A breakfast bar in your kitchen doesn’t have to be used literally just at breakfast time. It can also make a great place to grab the occasional snack, add the finishing touches to homemade biscuits and cakes and chat with other members of the household.
However, while This Old House has a guide on how to build a DIY breakfast bar, you should – before actually building one – ask yourself the following questions.
How tall should the breakfast bar be?
The Homes & Gardens website explains that the standard height of a breakfast bar is 900mm. Now that you know this information, you can buy breakfast bar legs to suit.
If you would like those legs to look especially sleek – and perhaps even close to invisible at first glance – once they have been fitted, you could consider the breakfast bar legs on offer from The Hairpin Leg Co. – with these legs measuring 102cm tall, thereby leaving room for the bar’s tabletop.
How large should the breakfast bar be overall?
The amount the kitchen space you have available for a breakfast bar could, to a large extent, answer this question for you. In any case, though, you should only contemplate a breakfast bar in the first place if you will be able to make it at least 40cm/15in deep and give it a minimum overhang of 30cm/12in.
Ideally, your new breakfast bar should be capable of sitting at least two people. Therefore, you ought to build this bar about 200cm/80in wide.
How much space should you leave around the bar?
Kitchen designer Neil Lerner advocates leaving an overhang of at least 30cm for a kitchen island, as this would free up space for you to use in inventive ways – like including barstools.
“It’s also important to allow enough room, say 60cm/24in, between the breakfast bar and any wall behind it for easy access,” Lerner told Homes & Gardens, adding that this space can serve “as a barrier to keep children and guests from getting under your feet while cooking.”
What shape should your breakfast bar take?
As many familiar breakfast bar designs are shaped like letters, perusing pictures of these designs can feel rather like binge-watching Sesame Street. As for which of these designs you should choose – well, that will largely depend on what exactly you want to achieve with your breakfast bar.
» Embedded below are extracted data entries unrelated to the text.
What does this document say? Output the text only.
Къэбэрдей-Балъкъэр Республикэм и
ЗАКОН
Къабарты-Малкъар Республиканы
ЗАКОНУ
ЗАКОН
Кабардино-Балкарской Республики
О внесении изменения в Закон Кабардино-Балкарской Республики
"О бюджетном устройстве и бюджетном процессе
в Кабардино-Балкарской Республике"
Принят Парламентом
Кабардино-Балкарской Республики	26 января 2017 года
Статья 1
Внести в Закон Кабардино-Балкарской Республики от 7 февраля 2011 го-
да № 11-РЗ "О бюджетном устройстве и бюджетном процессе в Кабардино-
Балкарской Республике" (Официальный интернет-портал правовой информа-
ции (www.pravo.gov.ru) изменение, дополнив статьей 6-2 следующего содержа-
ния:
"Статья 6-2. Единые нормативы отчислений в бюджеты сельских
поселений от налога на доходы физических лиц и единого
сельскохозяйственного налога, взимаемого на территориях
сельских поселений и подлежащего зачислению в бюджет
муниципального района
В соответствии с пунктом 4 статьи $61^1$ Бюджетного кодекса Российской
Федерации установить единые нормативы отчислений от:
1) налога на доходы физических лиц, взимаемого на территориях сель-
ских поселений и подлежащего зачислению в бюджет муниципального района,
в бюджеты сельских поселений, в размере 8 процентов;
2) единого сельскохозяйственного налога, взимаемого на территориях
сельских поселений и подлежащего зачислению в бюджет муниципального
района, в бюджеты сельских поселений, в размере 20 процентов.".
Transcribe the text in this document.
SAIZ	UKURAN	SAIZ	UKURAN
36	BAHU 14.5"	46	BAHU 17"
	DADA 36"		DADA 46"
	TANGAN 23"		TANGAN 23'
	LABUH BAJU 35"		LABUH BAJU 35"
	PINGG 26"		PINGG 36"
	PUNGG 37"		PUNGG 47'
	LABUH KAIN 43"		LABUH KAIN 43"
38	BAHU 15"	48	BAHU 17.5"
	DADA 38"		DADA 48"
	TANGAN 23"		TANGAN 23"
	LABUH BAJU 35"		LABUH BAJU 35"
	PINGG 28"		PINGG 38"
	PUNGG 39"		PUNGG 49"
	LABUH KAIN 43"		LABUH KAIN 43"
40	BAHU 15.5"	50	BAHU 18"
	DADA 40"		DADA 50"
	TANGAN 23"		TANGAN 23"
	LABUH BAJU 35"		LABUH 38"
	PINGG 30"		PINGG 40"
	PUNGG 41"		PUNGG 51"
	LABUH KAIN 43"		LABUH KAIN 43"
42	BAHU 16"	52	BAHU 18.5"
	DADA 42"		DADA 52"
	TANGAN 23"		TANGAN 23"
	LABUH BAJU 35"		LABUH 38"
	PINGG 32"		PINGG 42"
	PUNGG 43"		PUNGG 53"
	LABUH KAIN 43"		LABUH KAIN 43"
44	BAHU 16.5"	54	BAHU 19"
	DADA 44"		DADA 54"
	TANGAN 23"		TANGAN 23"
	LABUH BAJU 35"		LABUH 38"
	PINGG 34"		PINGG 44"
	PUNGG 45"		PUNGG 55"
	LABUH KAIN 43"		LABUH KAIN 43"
For example, “Nothing Compares 2 U”-shaped kitchen designs if you want to create a breakfast bar by placing a set of stools just outside the peninsula. Meanwhile, L-shaped bars encourage social interaction.
How will you provide enough light?
Should you let sunshine trickle through the window, or invest in new electrical lighting fixtures? Either type of light can be a good source of illumination for breakfast bars – and the Homedit website has some ideas for how you could utilise both means of lighting for your particular bar.
For example, new light fittings can constitute eye-catching decor, while you could make the most of natural light by placing your bar right near the window.